In the simple process of revealing core types and motivations, Darius and Reggie gain three significant insights:

  1. Their core motivations differ dramatically, so their lifelong conflicts around risk make sense.
  2. Their differences are actually complementary. If Reggie acts too slowly because he is mired in risk analysis and Darius acts too fast because he is maniacally creating options, combining both their approaches is likely to yield a “middle of the road” approach.
  3. They both feel responsibility for the business to succeed to support their widowed mother – in fact, both cite this care as their primary driver. 

These realizations quickly shift years of conflict into revelations of where the brothers are similar and different. The power of the Enneagram to effect such change, simply by providing common language for discussion of motivations and drivers, is enormous.

The now what

By now, Darius and Reggie have re-introduced themselves to each other using the common language of the Enneagram. They now see each other with new eyes, and understand that at heart, they both love Mom and want to take care of her. They simply approach that responsibility from different, yet complementary, perspectives.

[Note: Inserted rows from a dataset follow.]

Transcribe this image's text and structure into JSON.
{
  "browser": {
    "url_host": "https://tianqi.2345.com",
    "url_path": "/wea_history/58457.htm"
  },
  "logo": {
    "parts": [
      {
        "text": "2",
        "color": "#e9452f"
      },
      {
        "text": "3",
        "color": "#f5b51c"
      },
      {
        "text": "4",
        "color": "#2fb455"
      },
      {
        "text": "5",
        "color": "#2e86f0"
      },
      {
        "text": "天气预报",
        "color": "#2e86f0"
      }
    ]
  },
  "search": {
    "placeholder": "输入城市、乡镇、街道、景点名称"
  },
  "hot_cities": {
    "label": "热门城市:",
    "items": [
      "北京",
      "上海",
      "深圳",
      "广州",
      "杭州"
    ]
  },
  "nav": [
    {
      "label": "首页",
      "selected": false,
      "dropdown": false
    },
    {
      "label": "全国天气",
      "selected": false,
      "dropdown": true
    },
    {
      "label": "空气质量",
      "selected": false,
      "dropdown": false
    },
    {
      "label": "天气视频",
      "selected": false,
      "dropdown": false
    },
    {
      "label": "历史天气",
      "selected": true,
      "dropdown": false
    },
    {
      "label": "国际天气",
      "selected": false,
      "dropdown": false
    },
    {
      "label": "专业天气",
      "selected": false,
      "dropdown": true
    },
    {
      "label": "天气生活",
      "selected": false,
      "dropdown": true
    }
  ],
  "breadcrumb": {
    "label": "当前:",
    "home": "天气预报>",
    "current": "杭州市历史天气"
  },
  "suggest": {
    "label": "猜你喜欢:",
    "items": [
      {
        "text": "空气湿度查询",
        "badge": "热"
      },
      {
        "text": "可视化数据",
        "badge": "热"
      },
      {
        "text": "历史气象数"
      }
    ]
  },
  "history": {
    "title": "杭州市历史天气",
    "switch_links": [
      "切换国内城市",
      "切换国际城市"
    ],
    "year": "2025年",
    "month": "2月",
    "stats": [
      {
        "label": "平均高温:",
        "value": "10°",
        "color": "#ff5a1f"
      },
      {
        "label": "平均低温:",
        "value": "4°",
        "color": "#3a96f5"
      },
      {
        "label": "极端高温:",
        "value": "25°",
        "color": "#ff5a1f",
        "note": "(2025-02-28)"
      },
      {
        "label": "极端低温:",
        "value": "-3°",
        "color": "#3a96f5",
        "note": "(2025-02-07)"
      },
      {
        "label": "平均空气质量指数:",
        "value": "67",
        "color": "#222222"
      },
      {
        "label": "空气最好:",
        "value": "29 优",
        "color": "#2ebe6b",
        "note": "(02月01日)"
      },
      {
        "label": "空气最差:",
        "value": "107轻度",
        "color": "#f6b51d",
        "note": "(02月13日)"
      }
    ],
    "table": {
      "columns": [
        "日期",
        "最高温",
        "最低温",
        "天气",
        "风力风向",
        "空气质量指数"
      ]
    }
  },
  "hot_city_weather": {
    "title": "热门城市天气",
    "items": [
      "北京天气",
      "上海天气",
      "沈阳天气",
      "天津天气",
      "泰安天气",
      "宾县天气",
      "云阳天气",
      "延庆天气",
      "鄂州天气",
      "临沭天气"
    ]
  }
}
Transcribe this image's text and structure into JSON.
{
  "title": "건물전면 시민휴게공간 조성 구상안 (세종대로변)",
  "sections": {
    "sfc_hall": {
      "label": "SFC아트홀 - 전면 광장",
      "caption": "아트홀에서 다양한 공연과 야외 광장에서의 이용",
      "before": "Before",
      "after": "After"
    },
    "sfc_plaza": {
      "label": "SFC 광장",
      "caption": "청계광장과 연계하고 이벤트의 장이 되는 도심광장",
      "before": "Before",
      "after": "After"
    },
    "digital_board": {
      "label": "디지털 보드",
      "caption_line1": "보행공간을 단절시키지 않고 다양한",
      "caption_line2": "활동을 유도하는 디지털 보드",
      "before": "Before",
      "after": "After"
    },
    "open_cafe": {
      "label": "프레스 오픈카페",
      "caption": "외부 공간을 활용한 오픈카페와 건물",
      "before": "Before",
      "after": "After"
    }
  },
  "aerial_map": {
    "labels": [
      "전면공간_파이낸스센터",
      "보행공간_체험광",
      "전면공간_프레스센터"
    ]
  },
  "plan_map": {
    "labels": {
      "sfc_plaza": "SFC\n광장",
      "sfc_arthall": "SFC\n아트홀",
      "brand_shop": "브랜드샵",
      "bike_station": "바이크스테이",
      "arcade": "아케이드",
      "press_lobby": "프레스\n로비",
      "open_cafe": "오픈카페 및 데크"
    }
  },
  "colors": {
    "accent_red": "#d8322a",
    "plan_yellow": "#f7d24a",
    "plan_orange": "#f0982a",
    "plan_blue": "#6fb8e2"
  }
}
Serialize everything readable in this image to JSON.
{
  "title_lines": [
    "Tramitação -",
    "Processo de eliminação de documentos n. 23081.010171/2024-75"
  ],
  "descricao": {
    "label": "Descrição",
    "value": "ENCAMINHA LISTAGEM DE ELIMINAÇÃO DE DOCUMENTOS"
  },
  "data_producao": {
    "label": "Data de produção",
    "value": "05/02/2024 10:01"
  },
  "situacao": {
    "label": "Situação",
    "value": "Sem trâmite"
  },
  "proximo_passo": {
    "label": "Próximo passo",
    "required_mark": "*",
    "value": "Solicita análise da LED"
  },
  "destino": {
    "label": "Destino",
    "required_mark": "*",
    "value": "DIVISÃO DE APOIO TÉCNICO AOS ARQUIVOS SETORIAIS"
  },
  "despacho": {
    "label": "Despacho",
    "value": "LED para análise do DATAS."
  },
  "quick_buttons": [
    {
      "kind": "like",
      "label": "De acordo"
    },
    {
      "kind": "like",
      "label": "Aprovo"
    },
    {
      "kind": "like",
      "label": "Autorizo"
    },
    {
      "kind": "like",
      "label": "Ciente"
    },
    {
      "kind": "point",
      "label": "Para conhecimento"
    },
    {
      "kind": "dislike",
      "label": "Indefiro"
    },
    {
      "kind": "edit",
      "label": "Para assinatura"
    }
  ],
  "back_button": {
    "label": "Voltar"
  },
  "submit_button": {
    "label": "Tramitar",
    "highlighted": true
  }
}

Bolstered with this new insight, the brothers can decide what’s next. After a two-hour session with their coach, they decide to implement the following path to joint decision-making at their company:

  1. Once a week, they will meet to discuss key decisions they face. Reggie commits to meeting deadlines in preparing for that meeting, and Darius commits to not texting his brother 14 times a day with new ideas. Instead, they will create a shared agenda in Google Docs and add to it over the course of the week.
  2. They will start each meeting spending two minutes reviewing their Enneagram core motivations and needs.
  3. They will commit to framing recommendations with their core motivations in mind. Specifically, Darius will prioritize his many ideas and discipline himself to consider what could go wrong, and Reggie will force himself to consider what could go right.

No assessment is a silver bullet for harmony, especially in a family-owned business. At the same time, the Enneagram yields insights that help collaborate with people wired differently from you. We cannot change the past – Darius’s and Reggie’s boyhood fights are forever imprinted in their individual and collective memories, but those conflicts are also not life sentences. Using the Enneagram, Darius and Reggie are able to recalibrate their working relationship for the benefit of their company and, most importantly, to support their beloved mother.